Regent Ronald Weiser said it is up to the “executive officers to execute the policy” when asked during a phone interview about plans moving forward. He said the university is “looking forward and not backward,” when The Fix asked about revisiting past cancellations of professors and hiring practices.
Weiser himself has been targeted for cancelation by some in the university community for allegedly not condemning the violence on January 6, 2021 enough.
Specifically, The Fix asked about Bright Sheng, a UMich professor who faced an investigation, but ultimately no sanctions, after he showed a movie that included a character in blackface.
The University of Michigan hosted a “diversity of thought” panel that focused on “diversity, equity, and inclusion” and excluded conservative viewpoints. The university created the panel after controversy when a pro-life medical school professor faced criticism, but was not canceled, after the school asked her to give a speech to new med students.
However, the subsequent panel only included liberal viewpoints, according to a Fix analysis.

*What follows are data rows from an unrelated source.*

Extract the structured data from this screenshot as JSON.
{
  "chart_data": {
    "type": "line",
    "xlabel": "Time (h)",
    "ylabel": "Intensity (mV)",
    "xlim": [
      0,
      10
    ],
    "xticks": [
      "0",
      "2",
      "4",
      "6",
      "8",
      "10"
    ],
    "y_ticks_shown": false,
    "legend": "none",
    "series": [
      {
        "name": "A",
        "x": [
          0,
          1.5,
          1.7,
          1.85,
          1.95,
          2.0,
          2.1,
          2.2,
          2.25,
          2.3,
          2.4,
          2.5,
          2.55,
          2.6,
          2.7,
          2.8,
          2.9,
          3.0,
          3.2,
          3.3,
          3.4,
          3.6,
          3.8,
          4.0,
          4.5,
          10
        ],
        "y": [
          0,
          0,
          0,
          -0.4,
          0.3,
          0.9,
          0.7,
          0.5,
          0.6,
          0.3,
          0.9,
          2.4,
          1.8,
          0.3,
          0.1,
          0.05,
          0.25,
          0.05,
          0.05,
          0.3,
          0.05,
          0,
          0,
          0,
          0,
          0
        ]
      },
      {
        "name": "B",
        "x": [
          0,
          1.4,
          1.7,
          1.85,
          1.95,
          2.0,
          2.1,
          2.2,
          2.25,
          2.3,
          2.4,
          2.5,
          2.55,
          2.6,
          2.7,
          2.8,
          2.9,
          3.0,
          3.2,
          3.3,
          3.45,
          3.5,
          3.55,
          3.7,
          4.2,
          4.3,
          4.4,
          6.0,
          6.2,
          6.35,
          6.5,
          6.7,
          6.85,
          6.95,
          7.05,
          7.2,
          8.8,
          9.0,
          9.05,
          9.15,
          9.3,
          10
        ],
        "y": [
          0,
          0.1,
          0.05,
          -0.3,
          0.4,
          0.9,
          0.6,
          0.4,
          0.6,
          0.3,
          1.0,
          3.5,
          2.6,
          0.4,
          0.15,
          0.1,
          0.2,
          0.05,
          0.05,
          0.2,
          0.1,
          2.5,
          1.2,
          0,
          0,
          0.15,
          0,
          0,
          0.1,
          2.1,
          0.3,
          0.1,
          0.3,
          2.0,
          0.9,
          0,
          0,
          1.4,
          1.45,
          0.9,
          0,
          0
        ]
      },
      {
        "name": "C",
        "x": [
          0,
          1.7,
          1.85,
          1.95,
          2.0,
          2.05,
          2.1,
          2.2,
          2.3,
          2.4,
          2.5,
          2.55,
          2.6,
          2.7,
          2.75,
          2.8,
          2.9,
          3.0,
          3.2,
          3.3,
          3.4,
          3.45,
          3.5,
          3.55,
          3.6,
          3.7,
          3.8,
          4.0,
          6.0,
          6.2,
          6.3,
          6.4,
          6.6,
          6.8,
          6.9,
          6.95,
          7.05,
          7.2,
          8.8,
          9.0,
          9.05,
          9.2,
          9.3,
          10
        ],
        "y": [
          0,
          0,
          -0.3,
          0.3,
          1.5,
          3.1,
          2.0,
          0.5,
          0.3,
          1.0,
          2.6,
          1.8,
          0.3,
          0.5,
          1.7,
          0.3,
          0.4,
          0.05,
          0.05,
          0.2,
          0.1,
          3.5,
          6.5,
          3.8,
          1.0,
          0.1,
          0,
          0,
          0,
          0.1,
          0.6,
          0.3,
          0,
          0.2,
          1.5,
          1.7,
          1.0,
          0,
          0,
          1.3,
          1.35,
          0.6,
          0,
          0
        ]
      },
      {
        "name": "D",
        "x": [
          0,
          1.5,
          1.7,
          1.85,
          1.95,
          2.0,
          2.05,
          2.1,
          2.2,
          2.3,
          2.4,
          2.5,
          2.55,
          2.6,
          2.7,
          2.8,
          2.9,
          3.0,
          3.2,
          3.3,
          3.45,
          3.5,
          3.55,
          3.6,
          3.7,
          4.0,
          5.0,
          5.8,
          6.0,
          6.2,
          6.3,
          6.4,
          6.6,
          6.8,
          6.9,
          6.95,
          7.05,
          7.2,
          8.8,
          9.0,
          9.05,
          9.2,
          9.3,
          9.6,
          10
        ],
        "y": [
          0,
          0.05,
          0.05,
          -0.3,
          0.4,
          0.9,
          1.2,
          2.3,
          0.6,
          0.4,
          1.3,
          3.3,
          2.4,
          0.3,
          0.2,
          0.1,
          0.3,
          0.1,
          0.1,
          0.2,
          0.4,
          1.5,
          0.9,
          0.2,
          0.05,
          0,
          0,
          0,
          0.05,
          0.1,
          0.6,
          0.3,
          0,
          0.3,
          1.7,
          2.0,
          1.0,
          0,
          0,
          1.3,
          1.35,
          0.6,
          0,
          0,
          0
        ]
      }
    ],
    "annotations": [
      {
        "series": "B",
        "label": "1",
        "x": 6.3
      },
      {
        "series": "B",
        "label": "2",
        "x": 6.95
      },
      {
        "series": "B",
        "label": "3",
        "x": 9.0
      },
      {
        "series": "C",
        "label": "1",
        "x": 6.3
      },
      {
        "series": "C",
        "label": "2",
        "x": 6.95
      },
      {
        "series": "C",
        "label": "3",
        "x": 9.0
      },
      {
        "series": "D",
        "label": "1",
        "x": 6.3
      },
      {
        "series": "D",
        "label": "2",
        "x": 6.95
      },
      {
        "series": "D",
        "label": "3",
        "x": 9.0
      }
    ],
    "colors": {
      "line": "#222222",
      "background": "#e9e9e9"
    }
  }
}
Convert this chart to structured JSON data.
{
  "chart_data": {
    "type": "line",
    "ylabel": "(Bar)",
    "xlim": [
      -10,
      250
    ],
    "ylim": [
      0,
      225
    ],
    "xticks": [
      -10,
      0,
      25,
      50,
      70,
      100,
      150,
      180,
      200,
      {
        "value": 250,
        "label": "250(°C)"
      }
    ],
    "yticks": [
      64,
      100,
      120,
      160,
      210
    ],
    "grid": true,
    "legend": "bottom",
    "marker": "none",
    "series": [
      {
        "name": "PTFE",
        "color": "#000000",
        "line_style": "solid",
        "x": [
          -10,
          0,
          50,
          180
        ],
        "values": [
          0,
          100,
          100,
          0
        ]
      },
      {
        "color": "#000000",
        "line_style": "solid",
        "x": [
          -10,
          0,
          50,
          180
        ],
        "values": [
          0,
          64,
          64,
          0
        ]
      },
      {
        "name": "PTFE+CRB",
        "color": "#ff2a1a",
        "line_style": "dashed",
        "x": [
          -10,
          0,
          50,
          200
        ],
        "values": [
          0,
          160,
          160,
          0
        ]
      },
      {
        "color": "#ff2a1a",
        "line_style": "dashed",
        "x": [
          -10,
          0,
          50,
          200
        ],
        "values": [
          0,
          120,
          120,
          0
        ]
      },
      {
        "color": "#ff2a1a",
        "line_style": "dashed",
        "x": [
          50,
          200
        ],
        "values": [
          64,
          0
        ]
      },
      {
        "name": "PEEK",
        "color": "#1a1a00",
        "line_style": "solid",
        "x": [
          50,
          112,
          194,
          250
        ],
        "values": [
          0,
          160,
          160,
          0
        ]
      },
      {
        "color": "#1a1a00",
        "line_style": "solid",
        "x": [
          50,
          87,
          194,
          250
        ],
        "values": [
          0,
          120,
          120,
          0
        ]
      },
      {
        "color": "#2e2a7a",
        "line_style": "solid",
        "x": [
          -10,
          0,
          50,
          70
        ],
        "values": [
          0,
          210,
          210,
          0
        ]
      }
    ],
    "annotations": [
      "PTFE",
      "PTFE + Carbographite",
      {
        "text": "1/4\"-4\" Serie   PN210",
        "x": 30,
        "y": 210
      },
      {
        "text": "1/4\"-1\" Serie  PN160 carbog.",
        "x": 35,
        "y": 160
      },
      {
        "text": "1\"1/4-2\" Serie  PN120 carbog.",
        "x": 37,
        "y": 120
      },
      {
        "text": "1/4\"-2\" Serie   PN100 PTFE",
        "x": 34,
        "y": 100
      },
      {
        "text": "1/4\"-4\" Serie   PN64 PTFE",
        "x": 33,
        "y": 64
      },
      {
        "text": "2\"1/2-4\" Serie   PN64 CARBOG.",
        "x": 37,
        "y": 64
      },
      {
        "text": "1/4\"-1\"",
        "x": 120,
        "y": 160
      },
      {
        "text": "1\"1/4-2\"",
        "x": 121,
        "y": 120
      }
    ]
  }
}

When asked about the university’s past “diversity of thought” events Weiser said “aggressive policies” must be followed, but did not elaborate further.
He said the resolution is not necessarily new, but “reinforc[es] a policy that was put in place many years ago which people have forgotten by now,” Weiser said.
Thanks to the new statement, “people will be much more cognizant of it than they would have been otherwise if we hadn’t redone it again.”
This post appeared on The College Fix on February 5, 2024.